Hermann Lein fuhr am 9. Oktober an der Verwüstung mit dem Rad vorbei und erzählte darüber, was dann passierte: "Hab also die zerstörten Fenster gesehen, hab gesehen, wie die Polizei die Neugierigen dazu anhielt weiterzugehen. Bin also vorbeigefahren beim Heidentor [Hauptportal des Stephansdoms] Richtung Rotenturmstraße, und da ist eben bei mir eine Emotion losgebrochen. Ich war also irgendwie empört, erzürnt im Inneren und eben gar nimmer so ganz von der Vernunft her bestimmt - bin ich zurückgefahren und habe auf dem Stephansplatz laut gerufen: "Heil unserem Bischof!", was natürlich dann eine Verfolgungsjagd ausgelöst hat. Ich bin mit dem Rad ... sehr schnell unterwegs gewesen, über den Graben, Kohlmarkt, dann fiel mir ein, einem Auto, das ich hinter mir schon spürte, kann ich nicht so ohne weiteres entkommen. Ich versuchte dann, Kurven zu fahren, Herrengasse, Strauchgasse. Und auf der Freyung gibt es eine leichte Steigung, die merkt man gar net, aber ich war eben so ausgepumpt, dass ich da das Wettrennen verloren hab."

Hermann Lein wurde also verhaftet und wegen "Volksaufwiegelung" verurteilt. Er kam zuerst ins KZ Dachau und nach Kriegsbeginn ins KZ Mauthausen. Im April 1940 wurde Lein entlassen. Seine Erfahrungen in der Haft hat er im Buch "Als Innitzergardist in den Konzentrationslagern Dachau und Mauthausen" (1988) niedergeschrieben.

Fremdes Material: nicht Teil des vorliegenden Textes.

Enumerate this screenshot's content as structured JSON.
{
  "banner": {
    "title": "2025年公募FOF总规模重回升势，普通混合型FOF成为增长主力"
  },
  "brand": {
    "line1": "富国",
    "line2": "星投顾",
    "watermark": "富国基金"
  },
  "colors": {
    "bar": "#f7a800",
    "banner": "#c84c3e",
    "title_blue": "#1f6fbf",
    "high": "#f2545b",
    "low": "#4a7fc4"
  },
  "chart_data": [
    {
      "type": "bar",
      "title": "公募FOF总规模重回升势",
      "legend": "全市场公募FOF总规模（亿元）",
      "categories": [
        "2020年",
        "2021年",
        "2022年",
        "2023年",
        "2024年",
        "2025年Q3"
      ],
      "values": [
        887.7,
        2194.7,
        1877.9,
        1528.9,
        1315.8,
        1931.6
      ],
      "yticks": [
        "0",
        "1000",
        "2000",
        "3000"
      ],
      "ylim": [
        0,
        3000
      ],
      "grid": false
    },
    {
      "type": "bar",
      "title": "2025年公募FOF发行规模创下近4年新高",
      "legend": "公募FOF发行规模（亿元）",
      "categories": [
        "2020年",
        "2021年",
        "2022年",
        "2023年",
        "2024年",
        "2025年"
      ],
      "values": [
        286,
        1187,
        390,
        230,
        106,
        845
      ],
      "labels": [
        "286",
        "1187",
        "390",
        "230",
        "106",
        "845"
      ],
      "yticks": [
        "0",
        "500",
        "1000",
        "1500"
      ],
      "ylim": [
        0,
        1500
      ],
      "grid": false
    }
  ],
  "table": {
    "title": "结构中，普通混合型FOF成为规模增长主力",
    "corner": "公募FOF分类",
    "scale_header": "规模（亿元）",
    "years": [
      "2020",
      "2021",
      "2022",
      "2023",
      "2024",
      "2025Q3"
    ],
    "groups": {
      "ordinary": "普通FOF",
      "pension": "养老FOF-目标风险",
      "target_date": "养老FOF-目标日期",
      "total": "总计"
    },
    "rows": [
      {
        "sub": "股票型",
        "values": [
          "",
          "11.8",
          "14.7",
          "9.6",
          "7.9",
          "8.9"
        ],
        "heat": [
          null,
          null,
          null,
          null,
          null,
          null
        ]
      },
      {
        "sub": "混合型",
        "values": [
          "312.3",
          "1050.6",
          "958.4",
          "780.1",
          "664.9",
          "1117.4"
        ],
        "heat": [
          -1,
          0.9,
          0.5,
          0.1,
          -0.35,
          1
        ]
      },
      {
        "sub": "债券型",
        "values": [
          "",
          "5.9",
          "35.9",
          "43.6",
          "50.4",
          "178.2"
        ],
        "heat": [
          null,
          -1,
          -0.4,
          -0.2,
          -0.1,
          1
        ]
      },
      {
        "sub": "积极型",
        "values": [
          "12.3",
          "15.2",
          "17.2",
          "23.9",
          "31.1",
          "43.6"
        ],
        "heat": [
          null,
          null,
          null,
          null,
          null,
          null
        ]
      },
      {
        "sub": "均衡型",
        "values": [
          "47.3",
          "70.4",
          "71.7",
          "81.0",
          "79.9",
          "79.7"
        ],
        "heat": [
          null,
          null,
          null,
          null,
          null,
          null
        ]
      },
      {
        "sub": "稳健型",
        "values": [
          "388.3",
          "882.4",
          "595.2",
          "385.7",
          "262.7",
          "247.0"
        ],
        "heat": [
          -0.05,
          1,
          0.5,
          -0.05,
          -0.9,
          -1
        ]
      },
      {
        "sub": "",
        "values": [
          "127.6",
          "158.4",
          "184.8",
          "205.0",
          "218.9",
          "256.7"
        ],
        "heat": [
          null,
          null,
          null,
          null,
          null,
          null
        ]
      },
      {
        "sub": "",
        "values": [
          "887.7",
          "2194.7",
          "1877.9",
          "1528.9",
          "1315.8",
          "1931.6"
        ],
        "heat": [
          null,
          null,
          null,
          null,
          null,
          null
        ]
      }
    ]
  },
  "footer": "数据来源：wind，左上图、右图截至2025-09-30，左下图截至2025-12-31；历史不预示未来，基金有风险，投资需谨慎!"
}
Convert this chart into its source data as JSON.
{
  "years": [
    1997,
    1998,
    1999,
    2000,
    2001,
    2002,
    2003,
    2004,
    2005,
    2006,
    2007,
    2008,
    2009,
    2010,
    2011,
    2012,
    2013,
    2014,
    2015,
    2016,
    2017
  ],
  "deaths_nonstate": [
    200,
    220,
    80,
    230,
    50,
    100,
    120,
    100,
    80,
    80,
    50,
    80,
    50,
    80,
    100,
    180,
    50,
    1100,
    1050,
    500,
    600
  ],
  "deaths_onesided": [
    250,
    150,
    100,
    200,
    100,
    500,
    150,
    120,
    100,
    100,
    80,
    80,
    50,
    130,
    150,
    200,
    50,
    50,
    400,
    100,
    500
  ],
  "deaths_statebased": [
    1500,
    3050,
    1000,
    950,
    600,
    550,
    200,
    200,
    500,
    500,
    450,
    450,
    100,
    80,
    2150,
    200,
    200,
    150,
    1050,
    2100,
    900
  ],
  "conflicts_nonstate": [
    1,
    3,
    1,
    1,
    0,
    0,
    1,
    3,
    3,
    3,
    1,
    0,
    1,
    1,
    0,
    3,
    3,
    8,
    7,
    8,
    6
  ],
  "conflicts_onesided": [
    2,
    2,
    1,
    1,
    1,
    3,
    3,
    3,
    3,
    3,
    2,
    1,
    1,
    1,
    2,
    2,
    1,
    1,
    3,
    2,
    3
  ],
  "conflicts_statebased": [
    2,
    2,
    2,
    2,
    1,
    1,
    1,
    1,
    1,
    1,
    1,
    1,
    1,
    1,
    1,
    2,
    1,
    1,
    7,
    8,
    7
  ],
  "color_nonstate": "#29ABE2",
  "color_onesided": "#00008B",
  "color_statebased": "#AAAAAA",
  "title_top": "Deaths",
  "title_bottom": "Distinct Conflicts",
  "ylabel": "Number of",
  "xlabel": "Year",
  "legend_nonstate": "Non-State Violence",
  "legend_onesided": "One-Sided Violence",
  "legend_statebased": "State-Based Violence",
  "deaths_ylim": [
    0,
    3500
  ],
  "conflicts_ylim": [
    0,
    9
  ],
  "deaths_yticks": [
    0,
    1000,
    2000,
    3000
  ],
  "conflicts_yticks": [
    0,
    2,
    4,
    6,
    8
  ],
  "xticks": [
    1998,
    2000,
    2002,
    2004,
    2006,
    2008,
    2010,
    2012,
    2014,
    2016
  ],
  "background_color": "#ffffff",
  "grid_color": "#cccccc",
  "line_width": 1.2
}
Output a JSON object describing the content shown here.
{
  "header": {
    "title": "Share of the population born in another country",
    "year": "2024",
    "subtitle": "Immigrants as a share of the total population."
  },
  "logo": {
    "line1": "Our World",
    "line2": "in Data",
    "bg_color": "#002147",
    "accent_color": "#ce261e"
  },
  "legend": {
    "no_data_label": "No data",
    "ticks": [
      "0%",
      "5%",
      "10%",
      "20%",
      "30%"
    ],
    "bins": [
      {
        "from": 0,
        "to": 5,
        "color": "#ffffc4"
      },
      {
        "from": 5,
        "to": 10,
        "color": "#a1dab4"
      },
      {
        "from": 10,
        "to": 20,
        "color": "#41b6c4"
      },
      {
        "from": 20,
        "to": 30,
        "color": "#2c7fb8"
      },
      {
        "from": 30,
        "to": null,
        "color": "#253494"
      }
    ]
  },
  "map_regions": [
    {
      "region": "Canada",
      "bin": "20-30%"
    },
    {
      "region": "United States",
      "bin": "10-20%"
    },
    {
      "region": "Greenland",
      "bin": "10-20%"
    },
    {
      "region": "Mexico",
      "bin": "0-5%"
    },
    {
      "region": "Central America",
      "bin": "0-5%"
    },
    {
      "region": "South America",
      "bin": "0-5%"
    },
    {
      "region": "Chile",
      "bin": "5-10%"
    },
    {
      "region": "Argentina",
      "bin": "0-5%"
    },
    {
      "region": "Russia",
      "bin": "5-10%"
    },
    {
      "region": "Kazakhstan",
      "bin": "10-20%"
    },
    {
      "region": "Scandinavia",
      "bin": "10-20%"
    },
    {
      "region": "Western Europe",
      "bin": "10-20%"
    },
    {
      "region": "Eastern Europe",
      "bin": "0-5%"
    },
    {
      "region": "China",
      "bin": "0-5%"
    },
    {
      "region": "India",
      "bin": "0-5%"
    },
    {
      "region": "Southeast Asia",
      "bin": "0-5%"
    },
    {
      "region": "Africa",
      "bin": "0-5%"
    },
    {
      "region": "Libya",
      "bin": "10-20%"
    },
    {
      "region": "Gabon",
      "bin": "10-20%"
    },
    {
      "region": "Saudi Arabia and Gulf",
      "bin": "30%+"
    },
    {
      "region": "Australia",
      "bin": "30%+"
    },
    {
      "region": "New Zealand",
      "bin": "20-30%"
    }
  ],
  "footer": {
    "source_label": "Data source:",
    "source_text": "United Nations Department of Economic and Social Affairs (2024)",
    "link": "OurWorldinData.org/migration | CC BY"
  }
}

Nach dem Krieg studierte Hermann Lein Geschichte und Deutsch, war als Gymnasiallehrer und dann als Sektionschef im Unterrichtsministerium tätig. Auch im Ruhestand hielt er als Zeitzeuge die Erinnerung an die Ereignisse von 1938-45 wach. Am 1. Februar ist Hermann Lein im 86. Lebensjahr in Wien verstorben.